Runtime-configurable settings. See Settings below.

Settings

Runtime-configurable settings passed via the settings constructor argument using KokoroTTSService.Settings(...). These can be updated mid-conversation with TTSUpdateSettingsFrame. See Service Settings for details.
ParameterTypeDefaultDescription
modelstrNoneModel identifier. (Inherited from base settings.)
voicestrNoneVoice identifier (e.g. "af_heart").
languageLanguage | strLanguage.ENLanguage for synthesis.
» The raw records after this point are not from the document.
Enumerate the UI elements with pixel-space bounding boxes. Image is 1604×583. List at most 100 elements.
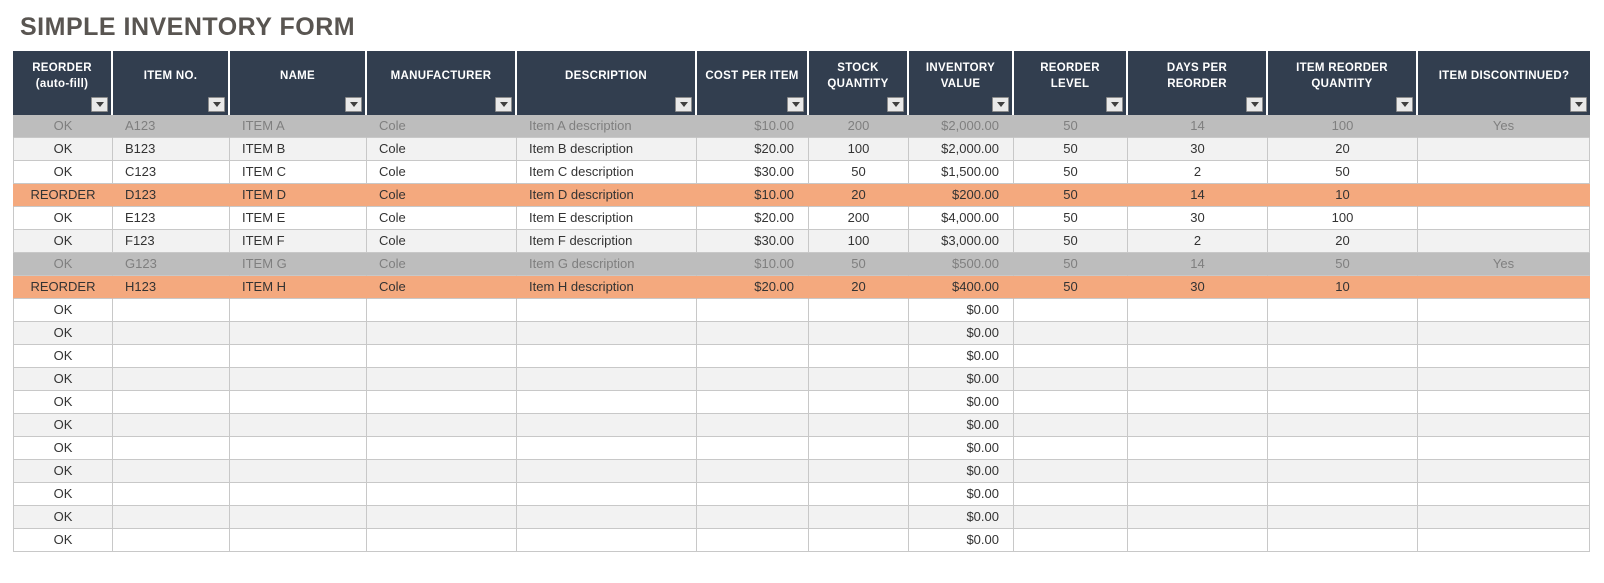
cell-item_reorder_qty[interactable] xyxy=(1268,483,1418,506)
cell-item_reorder_qty[interactable] xyxy=(1268,299,1418,322)
cell-name[interactable] xyxy=(230,368,367,391)
cell-description[interactable] xyxy=(517,483,697,506)
cell-reorder_status[interactable]: OK xyxy=(13,529,113,552)
cell-cost_per_item[interactable]: $10.00 xyxy=(697,184,809,207)
cell-name[interactable] xyxy=(230,299,367,322)
cell-manufacturer[interactable] xyxy=(367,483,517,506)
cell-name[interactable] xyxy=(230,391,367,414)
cell-cost_per_item[interactable] xyxy=(697,483,809,506)
filter-dropdown-button-description[interactable] xyxy=(675,97,692,112)
cell-stock_quantity[interactable] xyxy=(809,529,909,552)
cell-days_per_reorder[interactable]: 30 xyxy=(1128,207,1268,230)
cell-item_discontinued[interactable] xyxy=(1418,368,1590,391)
cell-description[interactable]: Item E description xyxy=(517,207,697,230)
cell-reorder_status[interactable]: OK xyxy=(13,207,113,230)
cell-item_discontinued[interactable] xyxy=(1418,391,1590,414)
cell-stock_quantity[interactable] xyxy=(809,414,909,437)
cell-reorder_status[interactable]: OK xyxy=(13,161,113,184)
cell-item_reorder_qty[interactable]: 10 xyxy=(1268,184,1418,207)
cell-stock_quantity[interactable] xyxy=(809,506,909,529)
filter-dropdown-button-item_discontinued[interactable] xyxy=(1570,97,1587,112)
filter-dropdown-button-days_per_reorder[interactable] xyxy=(1246,97,1263,112)
cell-manufacturer[interactable]: Cole xyxy=(367,115,517,138)
cell-days_per_reorder[interactable] xyxy=(1128,414,1268,437)
cell-stock_quantity[interactable] xyxy=(809,299,909,322)
cell-cost_per_item[interactable]: $30.00 xyxy=(697,230,809,253)
cell-days_per_reorder[interactable] xyxy=(1128,368,1268,391)
cell-days_per_reorder[interactable] xyxy=(1128,529,1268,552)
cell-name[interactable]: ITEM E xyxy=(230,207,367,230)
cell-item_discontinued[interactable] xyxy=(1418,207,1590,230)
cell-name[interactable] xyxy=(230,414,367,437)
cell-name[interactable]: ITEM G xyxy=(230,253,367,276)
cell-reorder_level[interactable]: 50 xyxy=(1014,230,1128,253)
cell-inventory_value[interactable]: $0.00 xyxy=(909,529,1014,552)
cell-inventory_value[interactable]: $0.00 xyxy=(909,345,1014,368)
cell-manufacturer[interactable]: Cole xyxy=(367,230,517,253)
cell-days_per_reorder[interactable]: 14 xyxy=(1128,184,1268,207)
cell-item_reorder_qty[interactable]: 100 xyxy=(1268,115,1418,138)
cell-inventory_value[interactable]: $0.00 xyxy=(909,483,1014,506)
cell-cost_per_item[interactable]: $20.00 xyxy=(697,138,809,161)
cell-item_discontinued[interactable] xyxy=(1418,345,1590,368)
cell-item_no[interactable] xyxy=(113,460,230,483)
cell-days_per_reorder[interactable] xyxy=(1128,506,1268,529)
cell-cost_per_item[interactable]: $20.00 xyxy=(697,207,809,230)
cell-manufacturer[interactable] xyxy=(367,437,517,460)
cell-name[interactable]: ITEM B xyxy=(230,138,367,161)
cell-manufacturer[interactable]: Cole xyxy=(367,138,517,161)
cell-description[interactable] xyxy=(517,322,697,345)
cell-manufacturer[interactable] xyxy=(367,460,517,483)
cell-inventory_value[interactable]: $200.00 xyxy=(909,184,1014,207)
cell-name[interactable]: ITEM C xyxy=(230,161,367,184)
cell-name[interactable]: ITEM A xyxy=(230,115,367,138)
cell-reorder_status[interactable]: OK xyxy=(13,437,113,460)
filter-dropdown-button-inventory_value[interactable] xyxy=(992,97,1009,112)
cell-item_no[interactable] xyxy=(113,345,230,368)
cell-stock_quantity[interactable] xyxy=(809,483,909,506)
cell-name[interactable]: ITEM F xyxy=(230,230,367,253)
cell-item_no[interactable] xyxy=(113,391,230,414)
cell-reorder_level[interactable] xyxy=(1014,483,1128,506)
cell-reorder_level[interactable]: 50 xyxy=(1014,138,1128,161)
cell-stock_quantity[interactable]: 100 xyxy=(809,138,909,161)
cell-reorder_status[interactable]: REORDER xyxy=(13,276,113,299)
cell-stock_quantity[interactable]: 100 xyxy=(809,230,909,253)
cell-days_per_reorder[interactable]: 14 xyxy=(1128,253,1268,276)
filter-dropdown-button-stock_quantity[interactable] xyxy=(887,97,904,112)
cell-manufacturer[interactable]: Cole xyxy=(367,207,517,230)
cell-item_no[interactable] xyxy=(113,506,230,529)
cell-manufacturer[interactable] xyxy=(367,299,517,322)
cell-reorder_status[interactable]: OK xyxy=(13,506,113,529)
cell-item_discontinued[interactable] xyxy=(1418,460,1590,483)
cell-item_reorder_qty[interactable]: 20 xyxy=(1268,138,1418,161)
cell-item_reorder_qty[interactable]: 100 xyxy=(1268,207,1418,230)
cell-item_discontinued[interactable] xyxy=(1418,529,1590,552)
cell-item_discontinued[interactable] xyxy=(1418,483,1590,506)
cell-description[interactable]: Item G description xyxy=(517,253,697,276)
cell-description[interactable]: Item B description xyxy=(517,138,697,161)
cell-inventory_value[interactable]: $0.00 xyxy=(909,368,1014,391)
cell-manufacturer[interactable] xyxy=(367,368,517,391)
cell-days_per_reorder[interactable]: 30 xyxy=(1128,138,1268,161)
cell-cost_per_item[interactable]: $10.00 xyxy=(697,253,809,276)
cell-item_discontinued[interactable] xyxy=(1418,299,1590,322)
cell-description[interactable]: Item A description xyxy=(517,115,697,138)
cell-inventory_value[interactable]: $4,000.00 xyxy=(909,207,1014,230)
cell-days_per_reorder[interactable] xyxy=(1128,391,1268,414)
cell-days_per_reorder[interactable]: 30 xyxy=(1128,276,1268,299)
cell-item_reorder_qty[interactable] xyxy=(1268,506,1418,529)
cell-reorder_level[interactable]: 50 xyxy=(1014,276,1128,299)
cell-reorder_level[interactable]: 50 xyxy=(1014,161,1128,184)
cell-manufacturer[interactable] xyxy=(367,391,517,414)
cell-name[interactable] xyxy=(230,322,367,345)
cell-inventory_value[interactable]: $0.00 xyxy=(909,460,1014,483)
cell-reorder_status[interactable]: OK xyxy=(13,299,113,322)
cell-manufacturer[interactable]: Cole xyxy=(367,276,517,299)
cell-description[interactable] xyxy=(517,345,697,368)
cell-item_no[interactable]: D123 xyxy=(113,184,230,207)
cell-item_reorder_qty[interactable] xyxy=(1268,322,1418,345)
cell-reorder_level[interactable] xyxy=(1014,437,1128,460)
cell-days_per_reorder[interactable] xyxy=(1128,483,1268,506)
cell-name[interactable]: ITEM H xyxy=(230,276,367,299)
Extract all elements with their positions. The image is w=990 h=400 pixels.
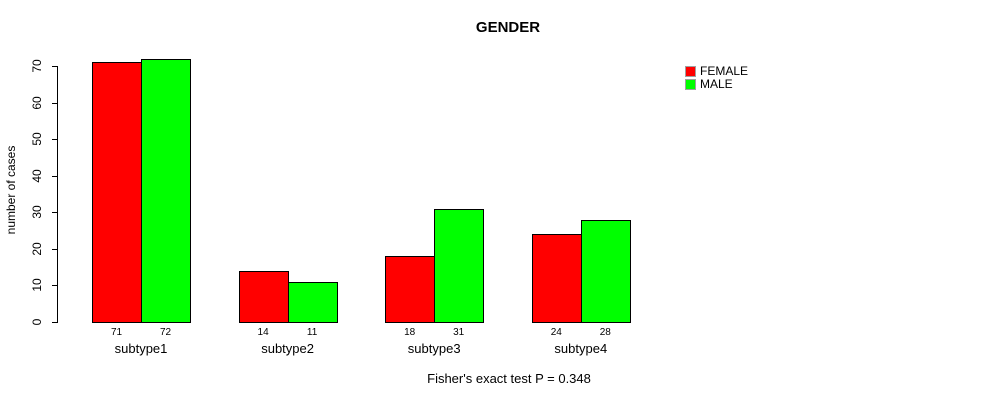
legend-swatch-female [685,65,696,77]
y-tick-mark [52,102,58,104]
y-tick-mark [52,248,58,250]
bar-male-subtype1 [141,58,191,323]
bar-value-label: 14 [257,327,269,338]
y-tick-mark [52,285,58,287]
bar-female-subtype4 [531,234,582,323]
y-tick-label: 70 [30,59,44,73]
y-tick-mark [52,66,58,67]
bar-male-subtype2 [287,281,338,323]
category-label-subtype2: subtype2 [261,341,314,356]
y-axis-label: number of cases [4,145,18,235]
bar-value-label: 71 [110,327,123,338]
legend-entry-female: FEMALE [685,64,749,78]
category-label-subtype4: subtype4 [554,341,608,356]
bar-value-label: 18 [404,327,416,338]
legend-entry-male: MALE [685,77,748,91]
bar-female-subtype2 [238,270,289,323]
y-axis-line [57,66,58,323]
legend-label: MALE [700,77,733,91]
bar-value-label: 72 [159,327,172,338]
y-tick-label: 20 [30,242,44,256]
y-tick-label: 0 [30,318,44,326]
bar-value-label: 28 [599,327,611,338]
legend: FEMALE MALE [685,64,749,91]
bar-female-subtype3 [385,256,436,323]
y-tick-mark [52,175,58,177]
y-tick-mark [52,322,58,323]
bar-female-subtype1 [92,62,142,323]
y-tick-label: 30 [30,205,44,219]
legend-swatch-male [685,78,696,90]
category-label-subtype3: subtype3 [407,341,461,356]
y-tick-label: 10 [30,278,44,293]
bar-value-label: 11 [306,327,318,338]
chart-title: GENDER [475,19,541,36]
y-tick-label: 60 [30,95,44,110]
bar-value-label: 24 [550,327,562,338]
bar-male-subtype4 [580,219,631,323]
y-tick-label: 50 [30,132,44,146]
bar-male-subtype3 [434,208,485,323]
category-label-subtype1: subtype1 [114,341,168,356]
y-tick-label: 40 [30,169,44,183]
y-tick-mark [52,139,58,141]
y-tick-mark [52,212,58,214]
bar-value-label: 31 [453,327,465,338]
caption-fisher-test: Fisher's exact test P = 0.348 [427,371,591,386]
legend-label: FEMALE [700,64,749,78]
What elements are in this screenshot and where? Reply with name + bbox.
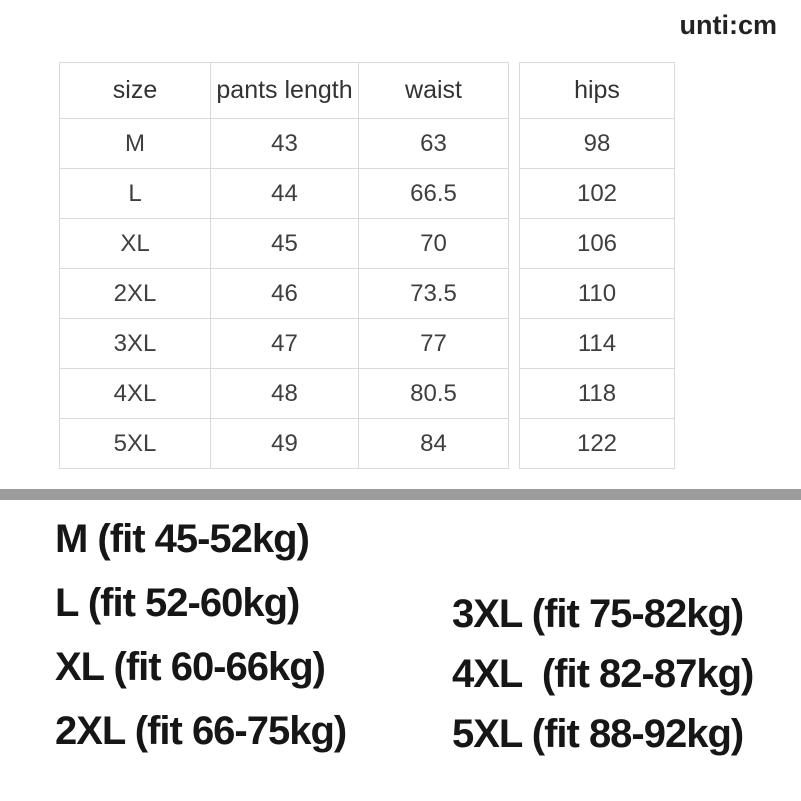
cell-size: XL: [59, 218, 211, 269]
cell-waist: 80.5: [358, 368, 509, 419]
cell-hips: 98: [519, 118, 675, 169]
header-cell-hips: hips: [519, 62, 675, 119]
size-table-group: size pants length waist M 43 63 L 44 66.…: [59, 62, 675, 469]
table-header-row: size pants length waist: [59, 62, 509, 119]
weight-fit-line: 2XL (fit 66-75kg): [55, 708, 347, 753]
section-divider-bar: [0, 489, 801, 500]
table-row: 5XL 49 84: [59, 418, 509, 469]
cell-waist: 63: [358, 118, 509, 169]
cell-pants-length: 44: [210, 168, 359, 219]
cell-waist: 84: [358, 418, 509, 469]
table-row: 122: [519, 418, 675, 469]
cell-size: 5XL: [59, 418, 211, 469]
cell-waist: 73.5: [358, 268, 509, 319]
cell-waist: 70: [358, 218, 509, 269]
cell-size: 3XL: [59, 318, 211, 369]
table-row: 118: [519, 368, 675, 419]
cell-pants-length: 45: [210, 218, 359, 269]
weight-fit-line: 4XL (fit 82-87kg): [452, 651, 754, 696]
cell-hips: 110: [519, 268, 675, 319]
cell-waist: 66.5: [358, 168, 509, 219]
size-measurements-table: size pants length waist M 43 63 L 44 66.…: [59, 62, 509, 469]
cell-hips: 114: [519, 318, 675, 369]
cell-pants-length: 49: [210, 418, 359, 469]
cell-hips: 106: [519, 218, 675, 269]
table-row: 98: [519, 118, 675, 169]
weight-fit-line: M (fit 45-52kg): [55, 516, 310, 561]
table-row: 2XL 46 73.5: [59, 268, 509, 319]
header-cell-pants-length: pants length: [210, 62, 359, 119]
cell-size: L: [59, 168, 211, 219]
header-cell-waist: waist: [358, 62, 509, 119]
table-row: 3XL 47 77: [59, 318, 509, 369]
cell-size: 4XL: [59, 368, 211, 419]
table-row: 4XL 48 80.5: [59, 368, 509, 419]
weight-fit-line: 5XL (fit 88-92kg): [452, 711, 744, 756]
hips-column-table: hips 98 102 106 110 114 118 122: [519, 62, 675, 469]
header-cell-size: size: [59, 62, 211, 119]
table-header-row: hips: [519, 62, 675, 119]
cell-size: M: [59, 118, 211, 169]
cell-hips: 122: [519, 418, 675, 469]
weight-fit-line: L (fit 52-60kg): [55, 580, 300, 625]
weight-fit-left-column: M (fit 45-52kg) L (fit 52-60kg) XL (fit …: [55, 507, 347, 763]
cell-pants-length: 43: [210, 118, 359, 169]
table-row: 106: [519, 218, 675, 269]
cell-hips: 118: [519, 368, 675, 419]
weight-fit-line: XL (fit 60-66kg): [55, 644, 326, 689]
cell-pants-length: 47: [210, 318, 359, 369]
table-row: 102: [519, 168, 675, 219]
unit-label: unti:cm: [679, 10, 778, 40]
table-row: XL 45 70: [59, 218, 509, 269]
cell-waist: 77: [358, 318, 509, 369]
cell-pants-length: 48: [210, 368, 359, 419]
table-row: M 43 63: [59, 118, 509, 169]
table-row: L 44 66.5: [59, 168, 509, 219]
weight-fit-line: 3XL (fit 75-82kg): [452, 591, 744, 636]
table-row: 114: [519, 318, 675, 369]
cell-hips: 102: [519, 168, 675, 219]
cell-size: 2XL: [59, 268, 211, 319]
weight-fit-right-column: 3XL (fit 75-82kg) 4XL (fit 82-87kg) 5XL …: [452, 584, 754, 764]
table-row: 110: [519, 268, 675, 319]
cell-pants-length: 46: [210, 268, 359, 319]
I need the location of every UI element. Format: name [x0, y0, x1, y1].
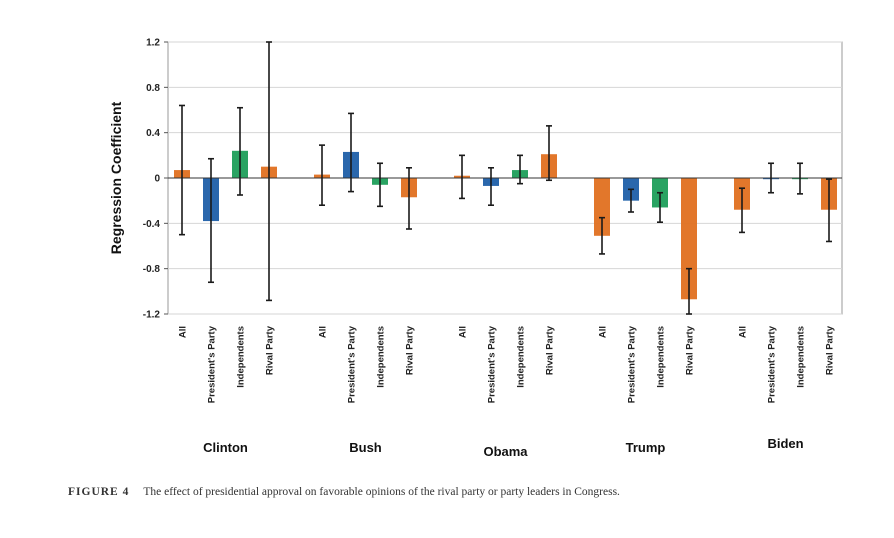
group-label: Biden [767, 436, 803, 451]
category-label: All [598, 326, 609, 338]
category-label: President's Party [767, 325, 778, 403]
y-tick-label: 0.4 [146, 128, 160, 139]
category-label: Independents [656, 326, 667, 388]
category-label: Independents [236, 326, 247, 388]
category-label: All [178, 326, 189, 338]
group-label: Trump [626, 440, 666, 455]
y-tick-label: -1.2 [143, 310, 161, 321]
category-label: Rival Party [825, 325, 836, 375]
y-axis-label: Regression Coefficient [108, 101, 124, 254]
category-label: Rival Party [545, 325, 556, 375]
category-label: Rival Party [405, 325, 416, 375]
y-axis: 1.2 0.8 0.4 0 -0.4 -0.8 -1.2 [143, 38, 168, 321]
bar [681, 178, 697, 300]
category-label: Independents [796, 326, 807, 388]
category-labels: All President's Party Independents Rival Pa… [178, 325, 836, 403]
y-tick-label: -0.8 [143, 264, 161, 275]
gridlines [168, 41, 842, 315]
figure-caption: FIGURE 4 The effect of presidential appro… [68, 486, 868, 498]
category-label: President's Party [207, 325, 218, 403]
category-label: President's Party [347, 325, 358, 403]
category-label: All [738, 326, 749, 338]
category-label: President's Party [627, 325, 638, 403]
y-tick-label: 0.8 [146, 83, 160, 94]
y-tick-label: 0 [154, 174, 160, 185]
category-label: All [318, 326, 329, 338]
category-label: Rival Party [685, 325, 696, 375]
y-tick-label: -0.4 [143, 219, 161, 230]
category-label: All [458, 326, 469, 338]
group-label: Bush [349, 440, 382, 455]
group-labels: Clinton Bush Obama Trump Biden [203, 436, 803, 459]
category-label: President's Party [487, 325, 498, 403]
group-label: Obama [483, 444, 528, 459]
error-bars [179, 41, 832, 315]
figure-label: FIGURE 4 [68, 486, 130, 498]
group-label: Clinton [203, 440, 248, 455]
category-label: Independents [376, 326, 387, 388]
y-tick-label: 1.2 [146, 38, 160, 49]
bar [594, 178, 610, 236]
category-label: Independents [516, 326, 527, 388]
category-label: Rival Party [265, 325, 276, 375]
figure-caption-text: The effect of presidential approval on f… [143, 486, 620, 498]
See supported languages.

Supported Languages

Kokoro supports the following languages:
LanguageCode
English (US)Language.EN_US
English (UK)Language.EN_GB
English (generic)Language.EN
SpanishLanguage.ES
FrenchLanguage.FR
HindiLanguage.HI
ItalianLanguage.IT
JapaneseLanguage.JA
PortugueseLanguage.PT
ChineseLanguage.ZH

Usage

Basic Setup

from pipecat.services.kokoro import KokoroTTSService

tts = KokoroTTSService(
    settings=KokoroTTSService.Settings(
        voice="af_heart",
    ),
)

With Language Configuration

from pipecat.services.kokoro import KokoroTTSService
from pipecat.transcriptions.language import Language

tts = KokoroTTSService(
    settings=KokoroTTSService.Settings(
        voice="af_heart",
        language=Language.ES,
    ),
)

With Custom Model Paths

from pipecat.services.kokoro import KokoroTTSService

tts = KokoroTTSService(
    model_path="/path/to/kokoro-v1.0.onnx",
    voices_path="/path/to/voices-v1.0.bin",
    settings=KokoroTTSService.Settings(
        voice="af_heart",
    ),
)
The InputParams / params= pattern is deprecated as of v0.0.105. Use Settings / settings= instead. See the Service Settings guide for migration details.

Notes

  • Fully local: Kokoro runs entirely on the host machine using ONNX Runtime. No API keys, network access, or external services are required after the initial model download.
  • Automatic model caching: Model files are downloaded once to ~/.cache/kokoro-onnx/ and reused on subsequent runs. You can also pre-download models and specify custom paths.
  • Audio resampling: Kokoro’s native output is automatically resampled to match the pipeline’s configured sample rate.
  • Streaming output: The service uses kokoro-onnx’s async streaming API, delivering audio frames incrementally as they are generated.
  • Metrics support: The service supports TTFB (time to first byte) and usage metrics for performance monitoring.